4. Les axiomes de l'IIT ne vont pas de soi, contrairement aux affirmations de Tononi. Les cinq axiomes centraux de l'IIT peuvent être vrais, mais ils ne vont pas de soi. Le premier axiome est que la conscience existe, dont le manque d'évidence est évident du fait que de nombreuses personnes intelligentes l'ont nié. Les psychologues comportementalistes tels que BF Skinner ont essayé d'expulser la conscience de la science, et certains philosophes comme Georges Rey ont aussi douté de son existence. Je pense que la conscience existe bel et bien, mais il faut beaucoup de preuves et d'arguments théoriques pour défendre cette inférence. J'ai soutenu dans le livre The Brain et le sens de la vie qu'il n'y a pas de vérités évidentes.

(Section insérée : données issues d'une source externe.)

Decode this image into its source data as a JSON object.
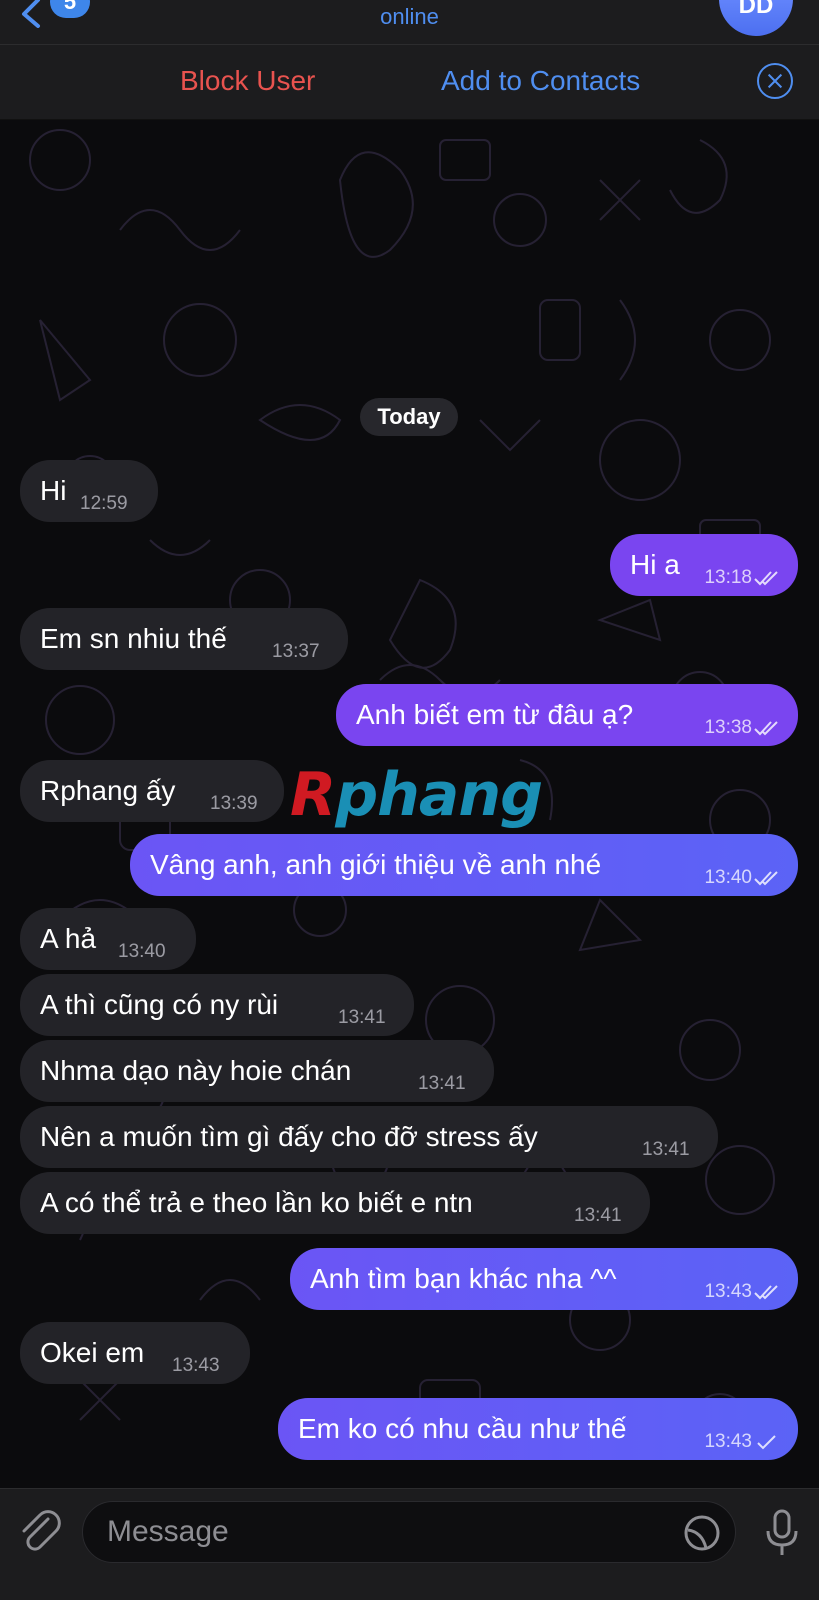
{
  "header": {
    "back_badge": "5",
    "status": "online",
    "avatar_initials": "DD"
  },
  "actions": {
    "block_user": "Block User",
    "add_to_contacts": "Add to Contacts"
  },
  "date_separator": "Today",
  "watermark": {
    "first": "R",
    "rest": "phang"
  },
  "messages": [
    {
      "dir": "in",
      "text": "Hi",
      "time": "12:59"
    },
    {
      "dir": "out",
      "text": "Hi a",
      "time": "13:18",
      "read": true
    },
    {
      "dir": "in",
      "text": "Em sn nhiu thế",
      "time": "13:37"
    },
    {
      "dir": "out",
      "text": "Anh biết em từ đâu ạ?",
      "time": "13:38",
      "read": true
    },
    {
      "dir": "in",
      "text": "Rphang ấy",
      "time": "13:39"
    },
    {
      "dir": "out",
      "text": "Vâng anh, anh giới thiệu về anh nhé",
      "time": "13:40",
      "read": true
    },
    {
      "dir": "in",
      "text": "A hả",
      "time": "13:40"
    },
    {
      "dir": "in",
      "text": "A thì cũng có ny rùi",
      "time": "13:41"
    },
    {
      "dir": "in",
      "text": "Nhma dạo này hoie chán",
      "time": "13:41"
    },
    {
      "dir": "in",
      "text": "Nên a muốn tìm gì đấy cho đỡ stress ấy",
      "time": "13:41"
    },
    {
      "dir": "in",
      "text": "A có thể trả e theo lần ko biết e ntn",
      "time": "13:41"
    },
    {
      "dir": "out",
      "text": "Anh tìm bạn khác nha ^^",
      "time": "13:43",
      "read": true
    },
    {
      "dir": "in",
      "text": "Okei em",
      "time": "13:43"
    },
    {
      "dir": "out",
      "text": "Em ko có nhu cầu như thế",
      "time": "13:43",
      "read": false
    }
  ],
  "composer": {
    "placeholder": "Message"
  },
  "colors": {
    "outgoing_bubble": "#7a45f0",
    "incoming_bubble": "#232328",
    "accent_blue": "#4f8ef0",
    "destructive_red": "#e8534f"
  }
}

5. IIT est moins plausible que l'hypothèse alternative que la conscience résulte de mécanismes neuronaux spécifiques tels que la compétition du pointeur sémantique (Thagard & Stewart), les zones de convergence (Antonio Damasio) et la diffusion dans un espace neuronal (Stanislas Dehaene). Les mécanismes neuronaux peuvent expliquer tout ce que l'IIT peut, et plus, sans exagérer la conscience aux téléphones cellulaires. La conscience est un processus émergent dans les grands réseaux neuronaux, pas une quantité dans les neurones individuels.

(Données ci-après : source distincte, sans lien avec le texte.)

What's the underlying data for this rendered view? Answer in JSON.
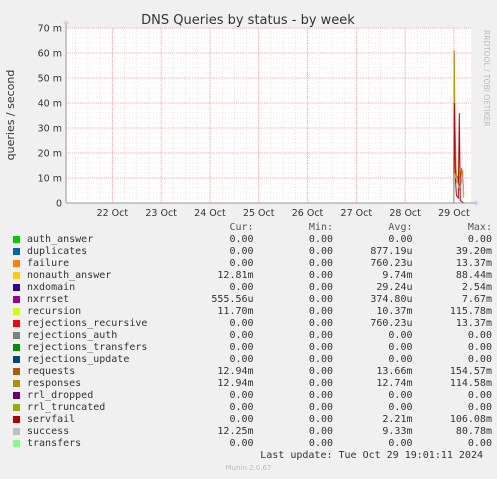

Tononi mérite d'être cité pour avoir tenté de donner une explication scientifique de la conscience, sans tomber dans l'obscurcissement du soi-disant problème difficile de la conscience, dont je me suis moqué dans mon dernier article de blog. Les expériences de pensée ne fournissent pas de preuves pour les conclusions, mais peuvent être utiles pour montrer l'incohérence dans des vues alternatives. J'ai donc comparé la conscience à la vie, dont les mécanismes étaient bien compris à la fin du XXe siècle. Il se peut qu'il faille des décennies, voire des siècles avant que l'on parvienne à une compréhension aussi étendue des mécanismes neuraux de la conscience. Mais les abstractions de la théorie de l'intégration de l'information ne font que nuire au développement d'une théorie scientifique de la conscience.